You'll notice pretty quickly that this one is a little different. Instead of writing about infrastructure or token standards, I want to talk about how I actually work in hopes that it might help someone reading this.
I lead business development and operations at Hgraph. We build blockchain infrastructure and solutions for startups and enterprises, cross-chain interoperability, backend ops, data indexing, APIs, bare-metal nodes, custom engineering. Our engineers are excellent, but I'm not one of them; however, the tools available now mean that doesn't limit what I can contribute.
I use Claude Cowork and Claude Code every day. They're part of how I do my job, not as a novelty, but as a core workflow. Here's what that actually looks like.
Building Presentations
I build .html presentations for internal and external use, not PowerPoint decks. Fully designed, interactive pages I walk through in a browser. This includes, but is not limited to, strategy decks, architecture overviews, and client materials.

To keep everything on brand, I built a skill file that gives Claude access to our brand assets, colors, typography, layout rules, etc. Every presentation comes out looking like Hgraph without me having to think much about it. I describe what I need, work through the structure and content, and produce something I can put in front of anyone. That used to require pulling someone off product or client work, now it doesn't.

Connecting to Real Data
The presentations are just one piece of the puzzle. What makes this workflow powerful is connecting AI tools to live data sources.
I have Claude connected to our Linear workspace through MCP. When I'm building an internal deck or a client update, I can pull in real-time development progress, what's shipped, what's in progress, what's coming next, without asking anyone to compile a status update.

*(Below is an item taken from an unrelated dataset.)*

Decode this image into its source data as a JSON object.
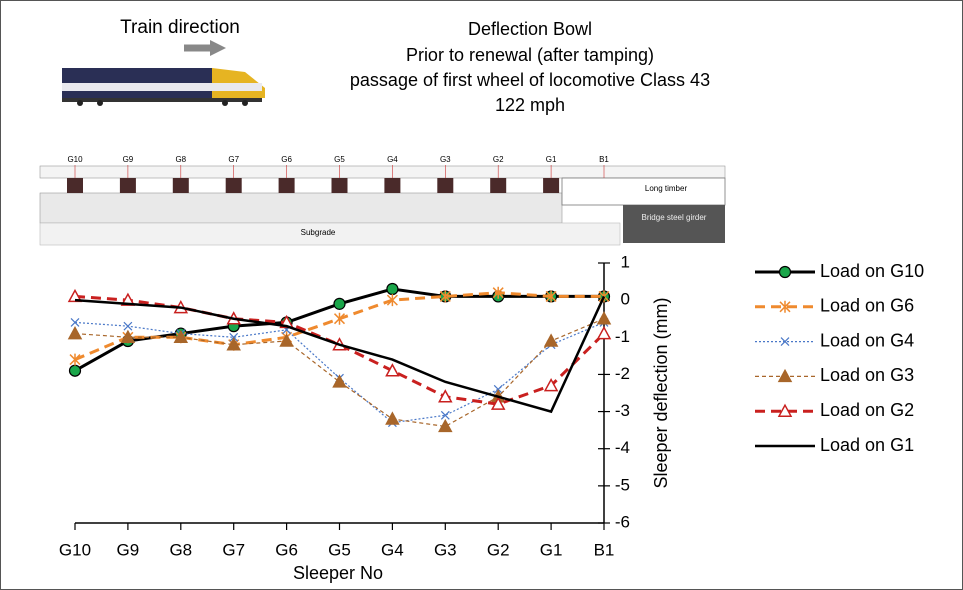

I also use the Hgraph MCP server to pull onchain data directly into my workflow. When I'm writing a blog post or building a client-facing presentation, I can query token data, transaction history, or network metrics and work them into the content. The data in our posts isn't hypothetical, it's pulled from the same APIs our clients use.
Here's a good example: McLaren's MCL/COLLECT Drop: What the Onchain Data Shows
Content and Research
Every blog post, social post, and piece of research we've published recently has gone through this workflow. I write the way I talk, the AI helps me structure it, fact-check it, and get it to a place where it's ready to publish. The article is written by me and in my voice, but AI increases the velocity of getting blog posts published.
Staying Close to the Technical Work
I'm on every call and in every product discussion. I'm not writing code, but I'm learning how things work under the hood every week. AI tools help me bridge the gap, I can ask questions, dig into technical concepts, and understand what our engineers are building at a level that would have taken me much longer to reach on my own.
Everyone Wears Every Hat
There's no clean line between roles here. On any given day, I might go from a client call scoping a cross-chain bridge, to building a presentation, to writing and reviewing a blog post, to a product conversation about what we're indexing next. That's not just me, it's almost everyone on the team, nobody is siloed. When the whole team understands both the client's problem and the product, things move faster and the output is stronger.
Why It Matters
The result of all this is better outcomes for clients. They work with a team that understands the full picture, not just one piece of it. They get materials that communicate clearly, responses that are accurate and fast, and people who are close to every part of the business.
If you're non-technical and working in a deeply technical space, you're not at a disadvantage. You just have to stay close to the work, continue learning, and use the tools available to you.